Passage - Ceramics at the Hyatt, Chennai

The Golden Bridge Pottery has trained over 100 students, many of whom are now serious artists working in clay. As curator I worked with seven of these artists, five sharing my own studio. The breadth of possibility expressed in Rajeev’s brief invited a varied and exciting opportunity for ceramic artists working in an atmosphere where a scale that many had considered inconceivable was a real option. Two years and forty firings of my 140 - cubic - foot kiln later, and the ceramic is installed. In Auroville, Adil Writer and Michel Hutin have done another dozen firings. Two pergolas. Aarti Vir and Rakhee Kane each made a henge - like grouping of fourteen ceramic pillars. Supporting a dense plant cover, they evoke the beginnings of the built environment. Post and beam. Shelter. Connection , Sharbani Das Gupta’s bench of broken earth carved with intersecting ripples of water is an exploration of the underlying interdependence between and of ourselves.

Antra Sinha’s journey from a tiny thumb - pinched shape to a five - foot form extended her every skill.
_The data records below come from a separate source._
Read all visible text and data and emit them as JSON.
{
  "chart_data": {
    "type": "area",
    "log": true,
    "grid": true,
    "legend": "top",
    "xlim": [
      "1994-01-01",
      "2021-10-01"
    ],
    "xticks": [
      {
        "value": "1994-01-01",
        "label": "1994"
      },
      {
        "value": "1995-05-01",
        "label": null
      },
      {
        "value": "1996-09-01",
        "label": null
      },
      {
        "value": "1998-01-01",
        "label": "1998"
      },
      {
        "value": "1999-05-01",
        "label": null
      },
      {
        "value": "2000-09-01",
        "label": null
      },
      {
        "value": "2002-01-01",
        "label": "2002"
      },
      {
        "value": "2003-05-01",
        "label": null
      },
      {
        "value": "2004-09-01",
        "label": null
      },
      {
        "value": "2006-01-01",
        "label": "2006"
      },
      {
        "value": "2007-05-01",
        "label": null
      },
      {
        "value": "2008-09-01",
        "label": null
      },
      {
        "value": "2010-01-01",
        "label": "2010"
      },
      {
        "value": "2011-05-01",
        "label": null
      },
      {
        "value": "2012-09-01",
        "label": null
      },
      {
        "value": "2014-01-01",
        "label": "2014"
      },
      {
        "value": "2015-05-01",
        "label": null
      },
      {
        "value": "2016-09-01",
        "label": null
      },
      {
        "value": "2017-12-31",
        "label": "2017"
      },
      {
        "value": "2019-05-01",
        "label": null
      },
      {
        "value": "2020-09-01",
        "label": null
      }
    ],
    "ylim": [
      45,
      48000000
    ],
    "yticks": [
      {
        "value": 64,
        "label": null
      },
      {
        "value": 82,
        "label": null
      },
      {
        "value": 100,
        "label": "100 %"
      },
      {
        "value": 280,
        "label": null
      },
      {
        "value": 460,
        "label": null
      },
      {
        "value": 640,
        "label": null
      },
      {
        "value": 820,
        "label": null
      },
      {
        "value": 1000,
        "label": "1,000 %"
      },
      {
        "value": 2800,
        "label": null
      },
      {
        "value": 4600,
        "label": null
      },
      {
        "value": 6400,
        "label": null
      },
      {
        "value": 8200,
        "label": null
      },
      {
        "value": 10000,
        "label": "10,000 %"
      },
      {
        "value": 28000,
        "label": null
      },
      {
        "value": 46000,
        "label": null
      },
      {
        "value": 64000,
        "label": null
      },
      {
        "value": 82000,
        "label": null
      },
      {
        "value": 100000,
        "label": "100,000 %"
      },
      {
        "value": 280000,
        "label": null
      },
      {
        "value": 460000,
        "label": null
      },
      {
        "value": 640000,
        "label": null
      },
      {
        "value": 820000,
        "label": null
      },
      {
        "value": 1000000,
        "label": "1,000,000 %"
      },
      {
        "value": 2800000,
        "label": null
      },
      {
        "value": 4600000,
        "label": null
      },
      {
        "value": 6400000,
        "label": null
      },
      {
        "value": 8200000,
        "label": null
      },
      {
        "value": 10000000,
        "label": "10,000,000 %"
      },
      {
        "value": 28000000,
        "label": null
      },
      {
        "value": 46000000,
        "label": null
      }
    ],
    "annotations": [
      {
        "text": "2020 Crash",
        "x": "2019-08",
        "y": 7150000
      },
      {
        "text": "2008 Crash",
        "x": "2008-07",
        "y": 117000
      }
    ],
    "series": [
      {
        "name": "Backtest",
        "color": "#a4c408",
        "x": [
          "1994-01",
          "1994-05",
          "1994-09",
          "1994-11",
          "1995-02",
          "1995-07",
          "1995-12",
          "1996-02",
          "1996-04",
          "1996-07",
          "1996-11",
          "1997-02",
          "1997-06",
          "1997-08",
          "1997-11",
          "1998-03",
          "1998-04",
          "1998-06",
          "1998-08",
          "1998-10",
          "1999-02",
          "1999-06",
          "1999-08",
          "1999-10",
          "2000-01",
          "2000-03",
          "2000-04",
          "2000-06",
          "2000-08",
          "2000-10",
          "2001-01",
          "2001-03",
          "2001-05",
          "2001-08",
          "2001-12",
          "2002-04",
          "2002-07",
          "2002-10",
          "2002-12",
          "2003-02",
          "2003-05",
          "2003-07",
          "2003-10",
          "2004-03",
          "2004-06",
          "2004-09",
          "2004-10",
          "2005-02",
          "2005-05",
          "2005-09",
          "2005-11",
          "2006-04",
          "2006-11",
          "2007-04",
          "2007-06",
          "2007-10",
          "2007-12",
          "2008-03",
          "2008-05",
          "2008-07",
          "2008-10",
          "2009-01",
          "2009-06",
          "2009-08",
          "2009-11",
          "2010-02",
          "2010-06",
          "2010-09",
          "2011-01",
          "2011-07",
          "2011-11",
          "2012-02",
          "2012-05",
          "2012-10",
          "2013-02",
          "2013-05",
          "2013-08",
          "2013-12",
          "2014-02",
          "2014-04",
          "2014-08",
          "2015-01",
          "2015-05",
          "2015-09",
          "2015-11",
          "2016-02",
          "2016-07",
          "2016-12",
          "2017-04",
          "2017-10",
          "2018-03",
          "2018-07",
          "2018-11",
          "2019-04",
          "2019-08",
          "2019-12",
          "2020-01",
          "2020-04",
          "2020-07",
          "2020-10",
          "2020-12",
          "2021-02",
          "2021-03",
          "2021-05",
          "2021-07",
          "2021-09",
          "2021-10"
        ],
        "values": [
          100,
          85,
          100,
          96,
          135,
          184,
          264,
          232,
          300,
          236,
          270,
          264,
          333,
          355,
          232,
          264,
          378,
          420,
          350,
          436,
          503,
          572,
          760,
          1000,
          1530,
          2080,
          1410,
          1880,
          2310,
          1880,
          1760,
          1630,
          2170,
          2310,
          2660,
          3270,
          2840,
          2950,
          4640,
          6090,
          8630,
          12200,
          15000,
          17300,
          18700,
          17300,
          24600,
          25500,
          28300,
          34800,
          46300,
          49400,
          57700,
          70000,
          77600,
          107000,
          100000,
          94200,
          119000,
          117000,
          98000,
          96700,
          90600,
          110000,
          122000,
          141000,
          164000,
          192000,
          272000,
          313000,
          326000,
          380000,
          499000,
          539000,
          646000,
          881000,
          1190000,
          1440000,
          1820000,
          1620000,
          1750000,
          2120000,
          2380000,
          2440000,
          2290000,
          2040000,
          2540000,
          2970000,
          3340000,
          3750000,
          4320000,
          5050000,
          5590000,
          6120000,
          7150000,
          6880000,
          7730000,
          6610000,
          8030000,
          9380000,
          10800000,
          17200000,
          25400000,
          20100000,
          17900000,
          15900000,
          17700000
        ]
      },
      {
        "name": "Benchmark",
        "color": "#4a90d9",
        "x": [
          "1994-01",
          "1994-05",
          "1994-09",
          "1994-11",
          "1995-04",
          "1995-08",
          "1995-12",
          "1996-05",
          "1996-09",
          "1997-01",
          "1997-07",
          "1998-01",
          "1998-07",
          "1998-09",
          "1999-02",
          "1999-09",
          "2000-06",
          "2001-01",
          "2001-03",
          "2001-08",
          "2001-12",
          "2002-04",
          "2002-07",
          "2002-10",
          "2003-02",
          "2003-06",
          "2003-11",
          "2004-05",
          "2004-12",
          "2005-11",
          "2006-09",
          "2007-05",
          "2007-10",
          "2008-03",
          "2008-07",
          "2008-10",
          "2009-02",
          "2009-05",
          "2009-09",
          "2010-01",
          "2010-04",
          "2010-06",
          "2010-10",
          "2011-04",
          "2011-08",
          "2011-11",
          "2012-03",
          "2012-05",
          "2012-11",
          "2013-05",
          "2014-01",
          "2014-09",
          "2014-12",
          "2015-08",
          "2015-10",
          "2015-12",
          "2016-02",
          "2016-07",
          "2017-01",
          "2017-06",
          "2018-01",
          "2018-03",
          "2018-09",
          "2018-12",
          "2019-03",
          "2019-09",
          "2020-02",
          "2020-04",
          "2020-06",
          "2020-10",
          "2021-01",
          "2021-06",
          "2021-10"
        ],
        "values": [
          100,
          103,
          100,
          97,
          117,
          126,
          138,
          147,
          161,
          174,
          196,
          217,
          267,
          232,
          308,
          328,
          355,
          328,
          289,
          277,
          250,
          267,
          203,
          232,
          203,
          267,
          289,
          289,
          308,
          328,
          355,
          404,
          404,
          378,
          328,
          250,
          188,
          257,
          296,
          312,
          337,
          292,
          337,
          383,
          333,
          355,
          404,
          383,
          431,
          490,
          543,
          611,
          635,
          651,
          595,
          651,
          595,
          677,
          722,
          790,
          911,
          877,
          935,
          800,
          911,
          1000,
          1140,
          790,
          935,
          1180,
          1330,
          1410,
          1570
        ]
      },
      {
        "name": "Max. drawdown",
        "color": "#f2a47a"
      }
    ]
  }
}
Tetrarc is an exploration of form, weight and flight.

In A Road Less Travelled Adil Writer approaches the monumental with the incremental, creating a swooping array of 500 palm - sized ‘treasure boxes’ that belie the actual scale.
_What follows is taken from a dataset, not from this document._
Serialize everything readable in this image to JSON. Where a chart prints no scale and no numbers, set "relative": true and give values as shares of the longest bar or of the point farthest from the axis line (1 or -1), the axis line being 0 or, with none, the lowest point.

Queen , Ashwini Bhat’s elemental form with Harappan references evokes time, memory and of course the bee.

Michel Hutin’s elegantly undulating pillars, centered on the water body, are a delightful play of positive and negative.

Cluster , Deborah Smith’s bouquet of ceramic flowers, draws on her Golden Bridge Pottery repertory of functional forms and her signature brush work.